In the Square, he stepped over the chain around the tree, and stood for a long time under the spreading branches. Alejandro’s memories were strong again, and Alex let them spread through his mind.

Once more he saw his father’s body swinging limply from the hempen noose knotted around his neck, and felt the unfamiliar sensation of tears dampening his cheeks. He took the flower from Alejandro’s grave and laid it gently on the ground above his father’s grave. Then he turned away, knowing he’d seen the great oak tree for the last time.

Lisa and Carol Cochran were still sitting in the friendly brightness of the kitchen when they heard the car pull up outside, and a door slam. Carol hesitated, then pulled the drawn shades just far enough back to allow her to peer out into the street. A car she didn’t recognize sat by the curb, and it was too dark to see who had gotten out of it. She dropped the shade back into position, and went to the stove, where she nervously poured herself yet another cup of coffee. As soon as Jim had left the house, she had given up any idea of sleeping that night.

“Who was it, Mom?” Lisa whispered, and Carol forced a grin that held much more confidence than she was feeling.

“It’s no one. I’ve never seen the car before, and I don’t think anyone’s in it. Whoever it was must have gone across the street.” But even as she spoke, she had the uncanny feeling that she was wrong, and that whoever had arrived in the car was still outside.

At that moment, the doorbell rang, its normally friendly chime taking on an ominous tone.

“What shall we do?” Lisa asked, her voice barely audible.

“Nothing,” Carol whispered back. “We’ll just sit here, and whoever it is will go away.”

The doorbell sounded again, and Lisa seemed to shrink away from the sound.
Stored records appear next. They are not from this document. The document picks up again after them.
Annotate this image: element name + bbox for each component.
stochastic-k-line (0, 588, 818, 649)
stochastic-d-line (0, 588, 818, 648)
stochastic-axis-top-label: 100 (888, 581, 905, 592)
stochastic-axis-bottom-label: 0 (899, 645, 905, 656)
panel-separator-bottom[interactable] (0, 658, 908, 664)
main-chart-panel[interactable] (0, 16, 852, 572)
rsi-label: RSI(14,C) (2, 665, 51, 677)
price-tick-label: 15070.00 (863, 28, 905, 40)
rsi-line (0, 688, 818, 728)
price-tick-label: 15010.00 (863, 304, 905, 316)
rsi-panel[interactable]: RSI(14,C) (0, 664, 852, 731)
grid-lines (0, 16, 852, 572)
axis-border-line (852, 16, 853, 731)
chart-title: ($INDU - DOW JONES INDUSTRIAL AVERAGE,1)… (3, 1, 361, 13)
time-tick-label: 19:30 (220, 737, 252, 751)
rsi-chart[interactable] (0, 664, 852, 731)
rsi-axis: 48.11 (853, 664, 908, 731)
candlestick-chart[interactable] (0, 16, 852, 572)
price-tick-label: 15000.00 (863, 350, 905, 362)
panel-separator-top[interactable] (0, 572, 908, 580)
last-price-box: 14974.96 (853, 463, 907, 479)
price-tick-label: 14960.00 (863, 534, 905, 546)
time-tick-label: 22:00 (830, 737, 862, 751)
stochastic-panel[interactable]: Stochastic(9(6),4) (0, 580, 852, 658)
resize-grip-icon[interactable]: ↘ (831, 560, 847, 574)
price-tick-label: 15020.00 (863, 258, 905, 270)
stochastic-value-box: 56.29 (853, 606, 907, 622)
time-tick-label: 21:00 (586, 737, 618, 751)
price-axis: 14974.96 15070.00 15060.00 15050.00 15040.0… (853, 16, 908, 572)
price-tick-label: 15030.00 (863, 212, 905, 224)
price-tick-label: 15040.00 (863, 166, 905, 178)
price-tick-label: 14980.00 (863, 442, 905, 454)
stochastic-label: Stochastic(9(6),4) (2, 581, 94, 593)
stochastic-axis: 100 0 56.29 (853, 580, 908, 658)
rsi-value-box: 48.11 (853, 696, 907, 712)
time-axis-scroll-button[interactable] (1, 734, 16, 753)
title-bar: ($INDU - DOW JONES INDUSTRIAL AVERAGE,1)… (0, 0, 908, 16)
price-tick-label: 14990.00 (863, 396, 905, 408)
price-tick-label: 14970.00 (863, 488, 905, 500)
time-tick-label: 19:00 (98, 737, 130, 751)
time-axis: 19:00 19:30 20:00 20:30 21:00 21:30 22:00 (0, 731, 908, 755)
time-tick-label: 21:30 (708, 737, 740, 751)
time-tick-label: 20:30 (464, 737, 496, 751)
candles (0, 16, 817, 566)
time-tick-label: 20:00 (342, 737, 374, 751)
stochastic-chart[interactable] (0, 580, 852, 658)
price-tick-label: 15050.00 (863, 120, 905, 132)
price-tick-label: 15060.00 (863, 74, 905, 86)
“He’ll go away,” Carol repeated. “If we don’t answer it, he’ll go away.”

And then, as the bell rang for the third time, there was a pounding of feet on the stairs, and through the dining room Carol could see Kim, apparently having leapt from the third step, catching herself before crashing headlong into the door. Knowing what was about to happen, she rose to her feet. “Kim!”

But it was too late. Over her own cry, she heard Kim’s exuberant voice demanding to know who was outside before she opened the door.

“Don’t open it, Kim,” she cried, but Kim only turned to give her an exasperated glare.

“Don’t be dumb, Mommy,” Kim called. “It’s only Alex.” She reached up and turned the knob, then pulled the door open wide.

Carrying the shotgun in his right hand, Alex stepped into the Cochrans’ foyer.

“How long we going to sit here?” Jackson asked. He reached into his pocket and pulled out a cigarette, then cupped his hand over his lighter as a brief flame illuminated the dark interior of the car they had parked fifty feet up the hill from the Lonsdales’.

“As long as it takes,” Finnerty growled, shifting in the seat in a vain attempt to ease the cramps in his legs. He’d been up too many hours, and exhaustion was beginning to take its toll.

“What makes you so sure the kid’s going to come back here at all?”

Finnerty shrugged stiffly. “Instincts. He doesn’t really have any place else to go. Besides, why shouldn’t he come back here?”

Jackson glanced across at his partner, and took a deep drag on his cigarette, hoping perhaps the smoke might drive away the sleepiness that was threatening to overwhelm him. “Seems to me that if I were in his shoes, this is the last place I’d come. I think I’d be heading for Mexico right about now.”

“Except for one thing,” Finnerty growled. “According to the kid’s dad, the kid couldn’t have done anything, remember?”

“You believe that shit?”

“We saw Alex Lonsdale the night he wrecked himself, remember? By rights, that kid should have been dead. Jesus, Tom, half his head was caved in. But he’s not dead. So who am I to say how they saved him? Maybe they did exactly what Doc Lonsdale says they did.”